Воображаемый монстр полз за стеной — страшный, без рук, без ног, он полз, цепляясь зубами и скользя на своей шкуре. Но еще лучше было изображение страшного платья в мамином стенном шкафу — платье ожило и пыталось сползти с вешалки. У платья была одна нога — босая нога, — вылезающая из-под подола, и ладонь, одна только ладонь с запястьем, высовывающаяся из рукава. Но страшнее всего — контуры единственной груди, словно подпирающей платье изнутри, словно внутри платья образовывалась женщина (или только некоторые ее части).
В книге не было ни одного рисунка, который успокоил бы читателя изображением настоящей мыши, крадущейся за стеной. На последней иллюстрации был изображен младший из мальчиков, который лежит без сна в кровати, испуганный приближающимся звуком. Своей маленькой ручкой мальчик ударяет по стене, чтобы испугать мышь. Но мышь не только ничуть не пугается и не удирает прочь: она непропорционально огромна. Она не только больше двух мальчиков вместе, она больше изголовья кровати, больше самой кровати вместе с изголовьем.
А любимую свою книжку Теда Коула Эдди вытащил из сумки и перечитал еще раз, прежде чем паром причалил к пристани. Сюжет «Двери в полу» никогда не был любимой историей Рут; отец эту историю ей не рассказывал, а прочесть ее сама она смогла лишь через несколько лет. Она ее возненавидела.
В книге была изящная, хотя и довольно откровенная иллюстрация, изображающая нерожденного ребенка в чреве матери. «Жил да был один маленький мальчик, который не знал, хочет ли он рождаться, — начиналась книга. — Его мама тоже не знала, хочет ли она, чтобы он рождался.
И все это потому, что жили они в лесной хижине на острове посреди озера и вокруг больше никого не было. А в хижине была дверь в полу.

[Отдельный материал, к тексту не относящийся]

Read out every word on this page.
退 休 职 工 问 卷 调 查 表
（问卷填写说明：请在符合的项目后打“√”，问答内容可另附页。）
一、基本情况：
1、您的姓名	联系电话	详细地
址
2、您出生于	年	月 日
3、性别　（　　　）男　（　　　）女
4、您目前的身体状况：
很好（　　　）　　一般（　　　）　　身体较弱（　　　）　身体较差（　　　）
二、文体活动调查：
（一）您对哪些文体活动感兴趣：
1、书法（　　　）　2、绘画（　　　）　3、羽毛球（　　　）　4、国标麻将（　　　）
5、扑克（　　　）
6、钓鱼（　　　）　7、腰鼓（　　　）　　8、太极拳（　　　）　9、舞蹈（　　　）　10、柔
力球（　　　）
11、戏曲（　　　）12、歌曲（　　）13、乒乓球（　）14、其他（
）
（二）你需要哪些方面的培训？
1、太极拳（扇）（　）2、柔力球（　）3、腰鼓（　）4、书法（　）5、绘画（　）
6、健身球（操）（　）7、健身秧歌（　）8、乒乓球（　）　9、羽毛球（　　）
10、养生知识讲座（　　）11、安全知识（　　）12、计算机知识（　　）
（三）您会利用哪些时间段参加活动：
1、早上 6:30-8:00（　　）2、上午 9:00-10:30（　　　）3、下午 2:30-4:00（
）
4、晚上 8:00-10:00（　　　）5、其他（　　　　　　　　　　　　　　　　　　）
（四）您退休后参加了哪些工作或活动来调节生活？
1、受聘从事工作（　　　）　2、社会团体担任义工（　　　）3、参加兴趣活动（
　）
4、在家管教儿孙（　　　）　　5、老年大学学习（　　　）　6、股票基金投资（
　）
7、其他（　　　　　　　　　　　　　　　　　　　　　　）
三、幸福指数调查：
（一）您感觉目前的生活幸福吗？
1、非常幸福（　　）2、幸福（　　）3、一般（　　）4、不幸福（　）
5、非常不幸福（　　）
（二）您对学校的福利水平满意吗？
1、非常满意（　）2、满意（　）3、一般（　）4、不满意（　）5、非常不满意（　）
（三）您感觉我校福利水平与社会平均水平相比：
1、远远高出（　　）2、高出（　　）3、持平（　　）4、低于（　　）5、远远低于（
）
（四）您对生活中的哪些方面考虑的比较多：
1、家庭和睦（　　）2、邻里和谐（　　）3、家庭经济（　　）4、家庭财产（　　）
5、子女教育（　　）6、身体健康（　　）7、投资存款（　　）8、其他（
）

И маленький мальчик боялся того, что может находиться под этой дверью в полу, и его мама тоже боялась. Когда-то, задолго до этого, другие дети приходили в эту хижину на Рождество, но потом они открыли дверь в полу и исчезли в дыре внизу, а вместе с ними исчезли и все их подарки.
Как-то раз мама попыталась поискать детей, но когда она открыла дверь в полу, то услышала такой жуткий звук, что волосы у нее сразу же побелели и стали как волосы призрака. И еще она почувствовала такой ужасный запах, что кожа у нее стала морщинистая, как резина. После этого кожа у мамы разгладилась, а волосы снова стали как прежде только через год. И еще, когда мама открыла дверь в полу, она увидела там такие ужасы, что больше ни за что не хотела видеть их снова; например, там было что-то вроде змеи, которая может так сжиматься, что пролезет хоть через щель между полом и дверью (даже когда дверь закрыта), а потом — так увеличиваться в размерах, что может унести всю хижину у себя на спине, словно змея — это гигантская улитка, а хижина — раковина». (От этой иллюстрации Эдди О'Хара нередко мучили кошмары, и не в те дни, когда Эдди был младенцем, а когда ему уже исполнилось шестнадцать!)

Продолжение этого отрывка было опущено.